- Genre: Drama Thriller
- Based on: Castles Burning by Arthur Lyons
- Screenplay by: Matthew Chapman
- Directed by: Matthew Chapman
- Starring: Eric Roberts Beverly D'Angelo Raymond J. Barry Johnny Depp Victoria Catlin
- Theme music composer: Loek Dikker
- Country of origin: United States
- Original language: English

Production
- Executive producers: Joel Schumacher Stefanie Staffin Kowal
- Producer: Mark Levinson
- Production location: Palm Springs
- Cinematography: Tim Suhrstedt
- Editor: Battle Davis
- Running time: 92 minutes
- Production companies: Castles Burning Productions Inc.

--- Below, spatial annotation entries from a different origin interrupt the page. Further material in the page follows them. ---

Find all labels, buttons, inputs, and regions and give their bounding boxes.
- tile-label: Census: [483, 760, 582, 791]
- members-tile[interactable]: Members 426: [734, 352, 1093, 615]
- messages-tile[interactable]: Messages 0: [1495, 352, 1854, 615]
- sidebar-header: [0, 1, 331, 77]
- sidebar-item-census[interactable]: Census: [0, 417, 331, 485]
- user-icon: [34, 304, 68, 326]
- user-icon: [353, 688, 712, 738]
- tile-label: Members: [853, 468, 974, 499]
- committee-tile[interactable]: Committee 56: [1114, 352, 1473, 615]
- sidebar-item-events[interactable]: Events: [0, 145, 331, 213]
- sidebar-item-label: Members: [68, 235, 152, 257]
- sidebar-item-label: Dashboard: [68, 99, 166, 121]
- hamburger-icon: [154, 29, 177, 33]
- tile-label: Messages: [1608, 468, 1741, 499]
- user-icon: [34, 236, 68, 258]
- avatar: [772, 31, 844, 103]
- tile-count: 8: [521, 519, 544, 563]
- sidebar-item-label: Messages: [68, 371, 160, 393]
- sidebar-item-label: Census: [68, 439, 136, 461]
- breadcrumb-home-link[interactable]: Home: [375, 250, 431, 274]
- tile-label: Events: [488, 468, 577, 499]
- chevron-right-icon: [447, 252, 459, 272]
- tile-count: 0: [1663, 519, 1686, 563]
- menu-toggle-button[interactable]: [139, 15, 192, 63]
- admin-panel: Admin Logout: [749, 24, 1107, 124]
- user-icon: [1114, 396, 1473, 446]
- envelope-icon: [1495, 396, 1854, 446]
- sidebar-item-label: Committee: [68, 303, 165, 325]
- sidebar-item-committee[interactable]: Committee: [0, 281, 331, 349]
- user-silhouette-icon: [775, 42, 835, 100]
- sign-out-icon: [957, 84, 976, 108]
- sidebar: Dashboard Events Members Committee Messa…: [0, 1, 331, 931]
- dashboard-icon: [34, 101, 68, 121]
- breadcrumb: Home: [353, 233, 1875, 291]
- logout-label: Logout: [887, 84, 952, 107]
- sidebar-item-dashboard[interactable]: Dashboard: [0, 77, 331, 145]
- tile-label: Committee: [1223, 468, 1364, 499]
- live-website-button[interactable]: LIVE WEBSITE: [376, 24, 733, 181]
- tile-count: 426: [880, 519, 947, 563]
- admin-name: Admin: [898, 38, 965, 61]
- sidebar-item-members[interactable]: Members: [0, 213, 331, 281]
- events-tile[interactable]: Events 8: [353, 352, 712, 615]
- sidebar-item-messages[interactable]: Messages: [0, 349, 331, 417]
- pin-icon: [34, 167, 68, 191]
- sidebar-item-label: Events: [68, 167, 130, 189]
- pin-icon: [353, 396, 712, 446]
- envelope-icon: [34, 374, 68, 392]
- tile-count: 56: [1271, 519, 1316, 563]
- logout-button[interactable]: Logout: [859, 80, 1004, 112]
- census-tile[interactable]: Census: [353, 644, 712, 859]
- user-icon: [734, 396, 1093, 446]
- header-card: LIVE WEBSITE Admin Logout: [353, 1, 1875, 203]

MCA Pay Television Universal Pay Television

Original release
- Network: Showtime Network
- Release: June 29, 1986

= Slow Burn (1986 film) =

Slow Burn is a 1986 American film noir television movie for Showtime presented by Joel Schumacher (as executive producer) and directed by Matthew Chapman, who adapted the screenplay from the novel Castles Burning by Arthur Lyons. The cast includes Eric Roberts, Beverly D'Angelo, Dennis Lipscomb, Raymond J. Barry, Johnny Depp, Anne Schedeen, Henry Gibson, Victoria Catlin, and Dan Hedaya.

==Plot==
Jacob Asch (Roberts) is hired by Gerald McMurty (Barry) to find his ex-wife Laine and their son in Palm Springs. Jacob finds Laine and a teenager named Donnie who may or may not be Gerald's son. He also finds an intricate web of deceit and betrayal that lead to death. He takes it upon himself to unravel the mystery and find out who is killing people and why.

==Production==
Johnny Depp appeared as Donnie Fleischer, the missing, insightful, rich son of McMurty who only wants to be loved. The film was set and shot in Palm Springs, California.